Mr. Fournier had to leave suddenly because his brother had been in a serious car accident. I pray for him. We saw Santi. It seemed like he wanted to come up to me and talk but he didn't because Maggie was there. If only he hadn't called me on his birthday. I wouldn't be thinking about him all the time. Actually, it's my own fault for going to him in the first place. Stupid. Maggie and I napped in my bed when dad's sister walked in. She asked why we were sleeping in the same bed. It was funny.

My days go by thinking about Santi. I can't help it.

Came home. Dad watched football and I read.

I enjoy having a lesbian friend a lot. I really like Desiree. Every time we're together I learn even more about her. She said that her ex-psychiatrist was also Charles Manson's therapist. Not that Desiree is a psycho!

Marcelo took me to lunch. Then we went to Ed's and watched male pornos, which got me all horny. Marcelo, who is into threesomes, talked us into it. Ed fucked me from behind while I gave Marcelo a blowjob. But I made them stop. I guess threesomes aren't my style. Plus, I don't find Marcelo attractive at all.

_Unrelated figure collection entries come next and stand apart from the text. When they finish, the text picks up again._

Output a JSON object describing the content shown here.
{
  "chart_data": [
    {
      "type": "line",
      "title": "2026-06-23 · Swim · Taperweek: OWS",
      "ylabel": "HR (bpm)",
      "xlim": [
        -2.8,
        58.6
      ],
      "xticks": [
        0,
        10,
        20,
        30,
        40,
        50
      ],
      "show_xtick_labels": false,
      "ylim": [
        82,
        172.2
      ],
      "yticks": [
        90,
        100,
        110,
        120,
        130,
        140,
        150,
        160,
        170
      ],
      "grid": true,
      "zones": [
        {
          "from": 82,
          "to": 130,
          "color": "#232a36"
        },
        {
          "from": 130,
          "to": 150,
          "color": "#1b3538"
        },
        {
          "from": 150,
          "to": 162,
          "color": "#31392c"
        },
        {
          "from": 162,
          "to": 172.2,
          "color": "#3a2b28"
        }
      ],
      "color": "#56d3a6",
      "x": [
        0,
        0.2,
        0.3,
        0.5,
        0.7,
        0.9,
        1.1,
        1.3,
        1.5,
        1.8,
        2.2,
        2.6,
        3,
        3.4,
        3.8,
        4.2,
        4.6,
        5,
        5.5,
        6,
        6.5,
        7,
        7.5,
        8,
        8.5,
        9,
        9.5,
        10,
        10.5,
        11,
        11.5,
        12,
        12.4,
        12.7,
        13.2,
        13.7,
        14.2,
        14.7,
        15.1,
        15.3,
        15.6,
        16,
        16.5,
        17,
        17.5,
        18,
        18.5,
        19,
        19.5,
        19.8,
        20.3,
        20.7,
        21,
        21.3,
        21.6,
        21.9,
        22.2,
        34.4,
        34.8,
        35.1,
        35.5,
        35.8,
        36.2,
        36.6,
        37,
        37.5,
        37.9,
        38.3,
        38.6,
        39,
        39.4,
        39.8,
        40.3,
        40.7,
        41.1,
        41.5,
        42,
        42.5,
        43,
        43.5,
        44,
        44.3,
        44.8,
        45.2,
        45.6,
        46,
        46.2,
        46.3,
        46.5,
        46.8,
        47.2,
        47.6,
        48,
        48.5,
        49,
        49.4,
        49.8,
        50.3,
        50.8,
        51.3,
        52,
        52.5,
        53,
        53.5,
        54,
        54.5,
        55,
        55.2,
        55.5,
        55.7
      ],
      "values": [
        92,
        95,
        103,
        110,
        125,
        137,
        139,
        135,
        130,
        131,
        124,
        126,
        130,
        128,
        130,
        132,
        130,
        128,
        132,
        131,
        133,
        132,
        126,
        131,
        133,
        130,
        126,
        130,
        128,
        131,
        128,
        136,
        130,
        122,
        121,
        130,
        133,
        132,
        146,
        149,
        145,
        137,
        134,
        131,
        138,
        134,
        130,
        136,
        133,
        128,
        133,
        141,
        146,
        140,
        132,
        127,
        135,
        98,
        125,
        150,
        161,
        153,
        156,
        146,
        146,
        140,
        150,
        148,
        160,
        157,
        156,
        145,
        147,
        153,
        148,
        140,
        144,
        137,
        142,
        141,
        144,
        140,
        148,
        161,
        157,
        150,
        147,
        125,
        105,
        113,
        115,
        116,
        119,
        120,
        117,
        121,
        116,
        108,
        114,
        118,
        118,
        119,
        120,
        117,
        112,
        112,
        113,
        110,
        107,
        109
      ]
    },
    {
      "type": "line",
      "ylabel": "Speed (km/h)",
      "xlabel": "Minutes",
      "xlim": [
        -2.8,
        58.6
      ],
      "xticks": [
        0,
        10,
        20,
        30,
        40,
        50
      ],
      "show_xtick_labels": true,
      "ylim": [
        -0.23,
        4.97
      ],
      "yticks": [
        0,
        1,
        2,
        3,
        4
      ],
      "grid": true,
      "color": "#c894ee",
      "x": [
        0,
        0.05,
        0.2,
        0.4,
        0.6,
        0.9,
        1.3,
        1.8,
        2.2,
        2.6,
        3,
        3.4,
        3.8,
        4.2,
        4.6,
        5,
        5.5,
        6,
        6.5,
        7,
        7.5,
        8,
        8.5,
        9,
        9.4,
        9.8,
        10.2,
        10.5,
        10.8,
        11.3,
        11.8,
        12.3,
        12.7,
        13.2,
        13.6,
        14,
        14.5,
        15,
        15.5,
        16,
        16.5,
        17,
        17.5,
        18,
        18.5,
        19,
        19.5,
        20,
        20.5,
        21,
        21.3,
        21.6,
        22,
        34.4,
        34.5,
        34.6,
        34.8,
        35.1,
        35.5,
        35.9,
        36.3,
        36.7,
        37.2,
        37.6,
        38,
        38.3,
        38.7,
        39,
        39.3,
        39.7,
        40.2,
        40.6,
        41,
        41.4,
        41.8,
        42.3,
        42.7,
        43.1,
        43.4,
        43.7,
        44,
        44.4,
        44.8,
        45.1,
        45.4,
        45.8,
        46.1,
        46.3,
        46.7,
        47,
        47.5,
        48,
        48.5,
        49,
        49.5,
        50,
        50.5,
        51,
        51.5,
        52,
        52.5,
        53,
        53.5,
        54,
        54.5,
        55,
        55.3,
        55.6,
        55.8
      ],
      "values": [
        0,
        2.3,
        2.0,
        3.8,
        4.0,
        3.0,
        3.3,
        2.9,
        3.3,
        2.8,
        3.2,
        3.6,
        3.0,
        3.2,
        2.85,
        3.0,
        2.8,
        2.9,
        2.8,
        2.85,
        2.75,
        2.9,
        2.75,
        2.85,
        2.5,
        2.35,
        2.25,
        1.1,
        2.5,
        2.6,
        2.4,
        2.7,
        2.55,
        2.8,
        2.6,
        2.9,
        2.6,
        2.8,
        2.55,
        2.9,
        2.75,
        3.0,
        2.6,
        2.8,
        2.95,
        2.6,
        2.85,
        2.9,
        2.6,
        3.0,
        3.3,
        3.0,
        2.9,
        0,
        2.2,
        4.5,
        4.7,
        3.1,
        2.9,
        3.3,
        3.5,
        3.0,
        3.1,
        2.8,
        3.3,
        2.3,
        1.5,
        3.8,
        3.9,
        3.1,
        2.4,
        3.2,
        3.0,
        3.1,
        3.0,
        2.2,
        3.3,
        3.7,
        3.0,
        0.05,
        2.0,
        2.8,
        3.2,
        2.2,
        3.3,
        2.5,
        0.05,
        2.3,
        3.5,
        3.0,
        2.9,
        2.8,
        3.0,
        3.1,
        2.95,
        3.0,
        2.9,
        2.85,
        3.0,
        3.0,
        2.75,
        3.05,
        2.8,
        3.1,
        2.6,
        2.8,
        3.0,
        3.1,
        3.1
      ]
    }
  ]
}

I got together with Lisa for the first time in a long while. We went to Ennui on Sheridan. We had a great time and talked about everything. She said that she's told Shima that I'm bi-sexual. How embarrassing. I told her that I'm actually gay. It was cool. Then we went to a party where I had only one beer, and I was happy. Others were getting high. I was like, Get a clue! That's all those people do, drink and get high.

I was in bed reading when dad came in and climbed into bed with me, and we hugged. He talked about how Bell and I will have our own wives and children someday, and ruined the moment. Is that what he really expects?